Overcoming challenges
Such optimism has been hard to come by in Connecticut’s aerospace supply chain in recent years. The sector has faced pandemic-related shutdowns, ongoing workforce shortages and turbulence tied to major issues at Boeing, one of the world’s largest original equipment manufacturers (OEMs).
Suppliers say they have weathered closures, consolidation, rising raw material costs, and persistent challenges attracting skilled talent.
“A small machine shop can hold up an entire aircraft,” said Justin Wolfanger, president of Triumph Systems, which has 700 employees in West Hartford and Windsor. The company makes engine controls, electronics, mechanical and hydraulic systems for Sikorsky and others, and is also a key supplier on the CH-53K program.
Wolfanger was speaking at a recent manufacturing event hosted by the Connecticut Business & Industry Association.
Like many larger suppliers in Connecticut’s aerospace ecosystem, Triumph has benefited from private equity backing. Earlier this year, the company was acquired in a $3 billion deal by Warburg Pincus and Berkshire Partners.
Wolfanger said that investment has enabled Triumph to continue making strategic improvements it began pursuing during the pandemic — including about $10 million in internal R&D funding aimed at addressing supply chain challenges.
In an era of inflation and soaring material costs, he said, neither the Pentagon nor major OEMs fully appreciated the pressures facing suppliers in recent years — but that’s beginning to change.
“I’m finally having conversations with some large OEMs that are like, ‘no, we don’t want you going out of business,’” he said.
Another challenge has surfaced further down Connecticut’s “aerospace alley,” which for generations has relied on small, family-run machine shops — many with just a handful of employees producing custom, one-off parts.
Those businesses were among the hardest hit by pandemic shutdowns, said Brian Montanari, president and CEO of Glastonbury-based HABCO Industries, a longtime Sikorsky supplier.
“Frankly, a lot of those companies we used to deal with are no longer in business,” he said.

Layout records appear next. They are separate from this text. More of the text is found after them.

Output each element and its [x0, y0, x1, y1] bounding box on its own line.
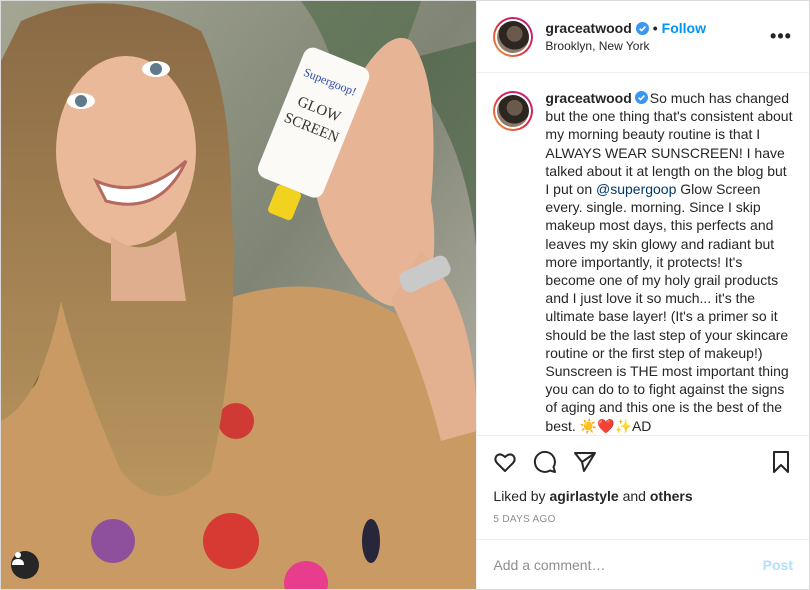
post-photo[interactable]: Supergoop! GLOW SCREEN	[1, 1, 477, 589]
caption-avatar[interactable]	[493, 91, 534, 131]
avatar[interactable]	[493, 16, 534, 57]
liked-by-user-link[interactable]: agirlastyle	[549, 488, 618, 504]
verified-badge-icon	[635, 21, 649, 35]
like-heart-icon[interactable]	[493, 450, 517, 474]
instagram-post-modal: Supergoop! GLOW SCREEN graceatwood • Fol…	[0, 0, 810, 590]
mention-link[interactable]: @supergoop	[596, 181, 676, 197]
caption-section: graceatwood So much has changed but the o…	[477, 73, 809, 436]
caption-username[interactable]: graceatwood	[545, 90, 631, 106]
verified-badge-icon	[634, 91, 648, 104]
comment-bar: Post	[477, 539, 809, 589]
user-tag-icon[interactable]	[11, 551, 39, 579]
post-side-panel: graceatwood • Follow Brooklyn, New York …	[476, 1, 809, 589]
more-options-icon[interactable]: •••	[769, 26, 793, 47]
action-bar	[477, 436, 809, 488]
likes-prefix: Liked by	[493, 488, 550, 504]
post-timestamp[interactable]: 5 DAYS AGO	[477, 504, 809, 539]
share-plane-icon[interactable]	[573, 450, 597, 474]
likes-middle: and	[618, 488, 650, 504]
likes-others-link[interactable]: others	[650, 488, 693, 504]
post-header: graceatwood • Follow Brooklyn, New York …	[477, 1, 809, 73]
save-bookmark-icon[interactable]	[769, 450, 793, 474]
separator-dot: •	[652, 20, 658, 36]
comment-bubble-icon[interactable]	[533, 450, 557, 474]
comment-input[interactable]	[493, 556, 763, 573]
post-comment-button[interactable]: Post	[763, 557, 793, 573]
likes-summary: Liked by agirlastyle and others	[477, 488, 809, 504]
header-username[interactable]: graceatwood	[545, 20, 631, 36]
location-link[interactable]: Brooklyn, New York	[545, 39, 769, 53]
follow-button[interactable]: Follow	[662, 20, 706, 36]
caption-text: graceatwood So much has changed but the o…	[545, 89, 793, 434]
photo-illustration: Supergoop! GLOW SCREEN	[1, 1, 477, 589]
caption-body-end: Glow Screen every. single. morning. Sinc…	[545, 181, 789, 434]
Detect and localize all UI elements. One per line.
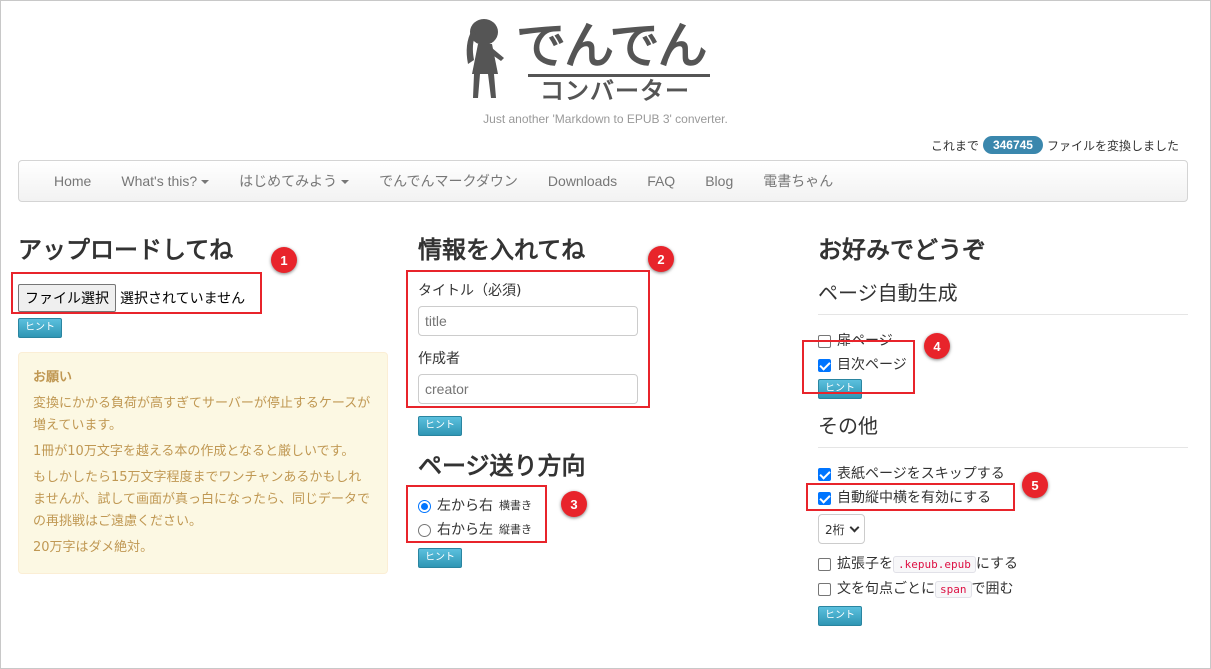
nav-getting-started-label: はじめてみよう bbox=[239, 173, 338, 189]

To replace that lost capacity, HABCO and others have ramped up in-house training programs and partnered with the state to invest in new equipment.
The company’s big focus was “how do we bring that in-house, how do we have more control over it?” Montanari said.
It’s a problem still confronting Mike Scotto, vice president of business development at Colchester-based Alpha Q, which builds assemblies for the transmission, gearbox and tail rotors on several Sikorsky helicopters.
One of Alpha Q’s assemblies is nearly finished, but production has been delayed while the company waits 30 weeks for two specialized parts available from only one supplier.
“I’m holding up hundreds of thousands of dollars of inventory that customers are depending on. It’s not good,” Scotto said.
Issues like these are what many suppliers hope to solve under the stability of Sikorsky’s new multiyear CH-53K contract — whether by diversifying their vendor base, bringing special processes in-house, or having the confidence to order early and in bulk.
At TIGHITCO, Hawks, the GM, remains optimistic about the future of Connecticut’s often-stressed supply chain.
“All of those opportunities roll down, and the companies that use that opportunity wisely will come out better, stronger, more efficient at the end,” he said.